ABOUT DR. RONALD STRICKLAND

Ron Strickland began to create the 1200-mile Pacific Northwest Trail (PNT) in
1970. Seven years later he founded the non-profit Pacific Northwest Trail
Association (PNTA) to locate, develop, maintain, and protect the Trail.
He described its Continental Divide-to-Pacific
Ocean route in The Pacific Northwest Trail Guide (Seattle, WA: Sasquatch
Books, 2001.) His current project is the
creation of the transcontinental Sea-To-Sea Route. He is excited about
C2C's (1) vast scale, (2) proximity to record numbers of potential hikers, and
(3) potential to transform America’s National Trails System. He says,
"Hikers know that initially a proposed long walk can seem overwhelmingly
difficult. But the wiser heads among them realize that even the longest journey
is accomplished one step at a time. So, too, the Sea-To-Sea Route at first
glance may seem like an impossible dream. But in 2007, having already convinced
many skeptics, I know that I am on the right path and that this project is the
perfect way for many hikers `to give back to the trail'"

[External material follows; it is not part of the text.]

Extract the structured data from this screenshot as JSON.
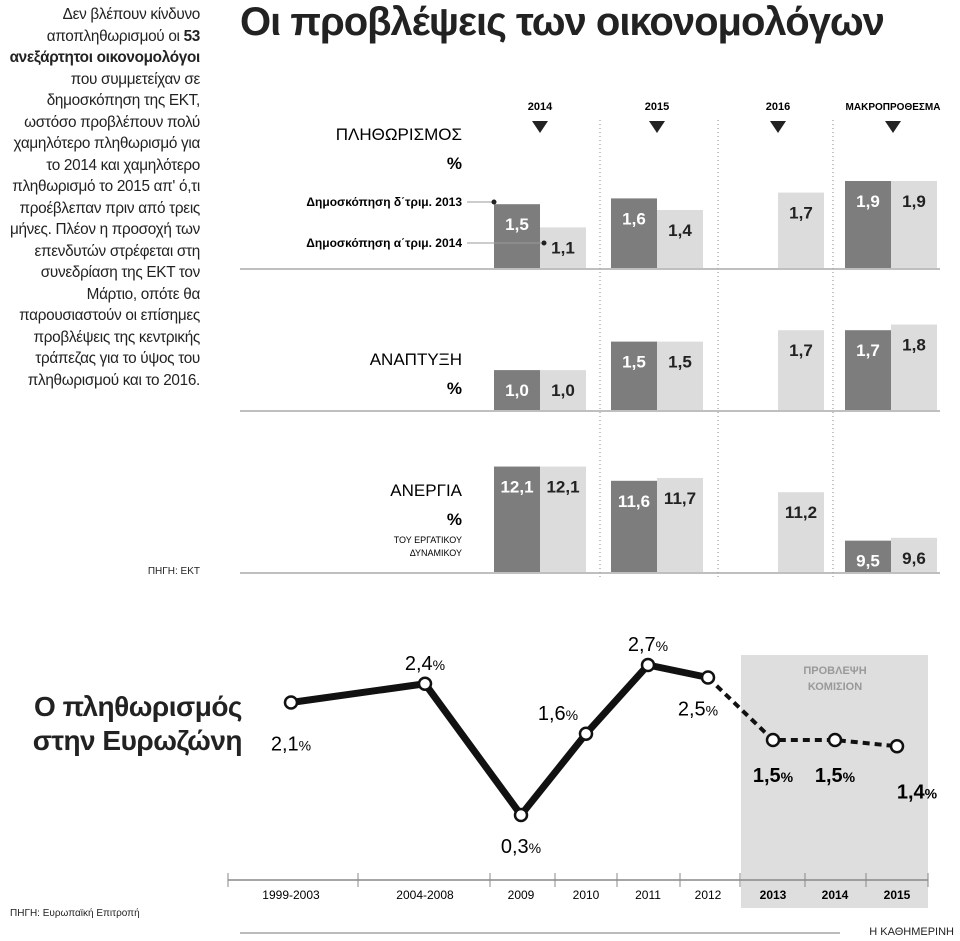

Dr. Strickland is fascinated with America's regions.
As early as his graduation from Georgetown's School of Foreign
Service he sought the first person, local perspective. As a grassroots
interviewer at Vermont's School
For International Training, he deployed teams of foreign students to survey
farmers about rural school consolidation. Years passed and he forgot about
those barnyard
interviews as he worked to locate, develop, and protect the Pacific Northwest Trail.
During the 1970's he was totally focused on raising funds, recruiting volunteers, cutting brush, digging dirt, and
lobbying landowners, officials, and politicians. However, out in the backcountry
he accidentally turned up many priceless narratives. And when it became
clear that people's vanishing lifestyles needed a chronicler, Ron collected some of those stories in River Pigs And
Cayuses (1984.) The creation of that first book inspired him to record
the process of change in other regions. So far he has published and illustrated
5 such volumes and begun others about the South, Midwest, and Far West.

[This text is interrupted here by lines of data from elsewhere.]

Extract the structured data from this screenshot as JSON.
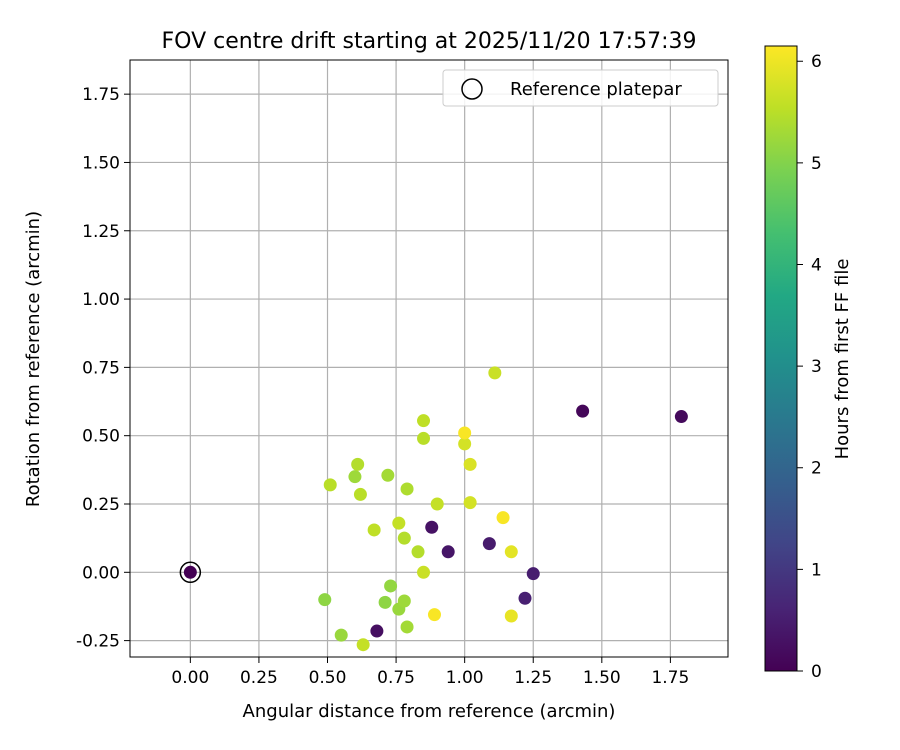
{
  "chart_data": {
    "type": "scatter",
    "title": "FOV centre drift starting at 2025/11/20 17:57:39",
    "xlabel": "Angular distance from reference (arcmin)",
    "ylabel": "Rotation from reference (arcmin)",
    "xlim": [
      -0.22,
      1.96
    ],
    "ylim": [
      -0.31,
      1.875
    ],
    "xticks": [
      "0.00",
      "0.25",
      "0.50",
      "0.75",
      "1.00",
      "1.25",
      "1.50",
      "1.75"
    ],
    "yticks": [
      "-0.25",
      "0.00",
      "0.25",
      "0.50",
      "0.75",
      "1.00",
      "1.25",
      "1.50",
      "1.75"
    ],
    "grid": true,
    "legend_position": "top-right",
    "legend": [
      {
        "label": "Reference platepar",
        "marker": "hollow-circle",
        "x": 0.0,
        "y": 0.0
      }
    ],
    "colorbar": {
      "label": "Hours from first FF file",
      "range": [
        0,
        6.15
      ],
      "ticks": [
        "0",
        "1",
        "2",
        "3",
        "4",
        "5",
        "6"
      ],
      "colormap": "viridis"
    },
    "points": [
      {
        "x": 0.0,
        "y": 0.0,
        "hours": 0.0
      },
      {
        "x": 1.43,
        "y": 0.59,
        "hours": 0.1
      },
      {
        "x": 1.79,
        "y": 0.57,
        "hours": 0.15
      },
      {
        "x": 0.88,
        "y": 0.165,
        "hours": 0.3
      },
      {
        "x": 0.94,
        "y": 0.075,
        "hours": 0.35
      },
      {
        "x": 1.09,
        "y": 0.105,
        "hours": 0.45
      },
      {
        "x": 1.25,
        "y": -0.005,
        "hours": 0.5
      },
      {
        "x": 1.22,
        "y": -0.095,
        "hours": 0.55
      },
      {
        "x": 0.68,
        "y": -0.215,
        "hours": 0.25
      },
      {
        "x": 0.49,
        "y": -0.1,
        "hours": 5.1
      },
      {
        "x": 0.55,
        "y": -0.23,
        "hours": 5.2
      },
      {
        "x": 0.71,
        "y": -0.11,
        "hours": 5.1
      },
      {
        "x": 0.73,
        "y": -0.05,
        "hours": 5.15
      },
      {
        "x": 0.76,
        "y": -0.135,
        "hours": 5.2
      },
      {
        "x": 0.78,
        "y": -0.105,
        "hours": 5.25
      },
      {
        "x": 0.79,
        "y": -0.2,
        "hours": 5.3
      },
      {
        "x": 0.63,
        "y": -0.265,
        "hours": 5.6
      },
      {
        "x": 0.51,
        "y": 0.32,
        "hours": 5.5
      },
      {
        "x": 0.6,
        "y": 0.35,
        "hours": 5.25
      },
      {
        "x": 0.61,
        "y": 0.395,
        "hours": 5.45
      },
      {
        "x": 0.62,
        "y": 0.285,
        "hours": 5.5
      },
      {
        "x": 0.67,
        "y": 0.155,
        "hours": 5.55
      },
      {
        "x": 0.72,
        "y": 0.355,
        "hours": 5.3
      },
      {
        "x": 0.76,
        "y": 0.18,
        "hours": 5.6
      },
      {
        "x": 0.78,
        "y": 0.125,
        "hours": 5.45
      },
      {
        "x": 0.79,
        "y": 0.305,
        "hours": 5.4
      },
      {
        "x": 0.83,
        "y": 0.075,
        "hours": 5.45
      },
      {
        "x": 0.85,
        "y": 0.49,
        "hours": 5.5
      },
      {
        "x": 0.85,
        "y": 0.555,
        "hours": 5.55
      },
      {
        "x": 0.85,
        "y": 0.0,
        "hours": 5.65
      },
      {
        "x": 0.9,
        "y": 0.25,
        "hours": 5.6
      },
      {
        "x": 0.89,
        "y": -0.155,
        "hours": 6.1
      },
      {
        "x": 1.0,
        "y": 0.47,
        "hours": 5.75
      },
      {
        "x": 1.0,
        "y": 0.51,
        "hours": 6.1
      },
      {
        "x": 1.02,
        "y": 0.395,
        "hours": 5.8
      },
      {
        "x": 1.02,
        "y": 0.255,
        "hours": 5.75
      },
      {
        "x": 1.11,
        "y": 0.73,
        "hours": 5.65
      },
      {
        "x": 1.14,
        "y": 0.2,
        "hours": 6.1
      },
      {
        "x": 1.17,
        "y": 0.075,
        "hours": 5.9
      },
      {
        "x": 1.17,
        "y": -0.16,
        "hours": 5.95
      }
    ]
  }
}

Nicknamed Pathfinder, Ron Strickland is inordinately fond of
Rhode Island foods,
French culture, and German shepherds. As a thru-hiker, he walked the 1200 miles of the Pacific Northwest Trail in 1983. In 2004, he
completed the Pacific Crest Trail with a 1500-mile hike from the Mojave Desert
to the Columbia River.
August 2001: he received the $10,000 Chevron Conservation Award for his work to create and preserve the
Pacific Northwest Trail as a "national scenic trail."

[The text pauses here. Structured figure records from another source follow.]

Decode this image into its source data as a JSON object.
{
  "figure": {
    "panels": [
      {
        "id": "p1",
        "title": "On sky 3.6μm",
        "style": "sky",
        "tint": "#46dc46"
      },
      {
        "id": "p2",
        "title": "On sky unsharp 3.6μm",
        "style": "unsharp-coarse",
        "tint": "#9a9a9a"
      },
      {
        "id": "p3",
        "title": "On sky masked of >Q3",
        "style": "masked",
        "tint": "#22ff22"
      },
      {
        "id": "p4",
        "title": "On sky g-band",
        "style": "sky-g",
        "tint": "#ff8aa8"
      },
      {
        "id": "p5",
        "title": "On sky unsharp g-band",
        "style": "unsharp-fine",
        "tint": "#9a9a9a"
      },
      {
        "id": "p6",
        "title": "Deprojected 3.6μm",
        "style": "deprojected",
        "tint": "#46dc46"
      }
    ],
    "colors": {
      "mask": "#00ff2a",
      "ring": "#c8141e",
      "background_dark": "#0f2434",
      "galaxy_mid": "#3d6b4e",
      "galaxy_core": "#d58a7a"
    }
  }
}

October, 2002: at the American Land Trust Alliance Rally in Austin,
Texas, the Conservation Fund awarded him the $50,000 American Land Conservation Award.
February 15, 2007: Ron proposed marriage to Christine Hartmann at Walden Pond,
lying on the snowy ice.

March 19, 2007: Christine Hartmann married him even though she'd been
winter hiking with him on the Appalachian Trail and knew what she was getting
into.

October 2, 2008: Christine Hartmann and Ron Strickland began touring Japan to visit
her friends and to hike the Japanese Alps.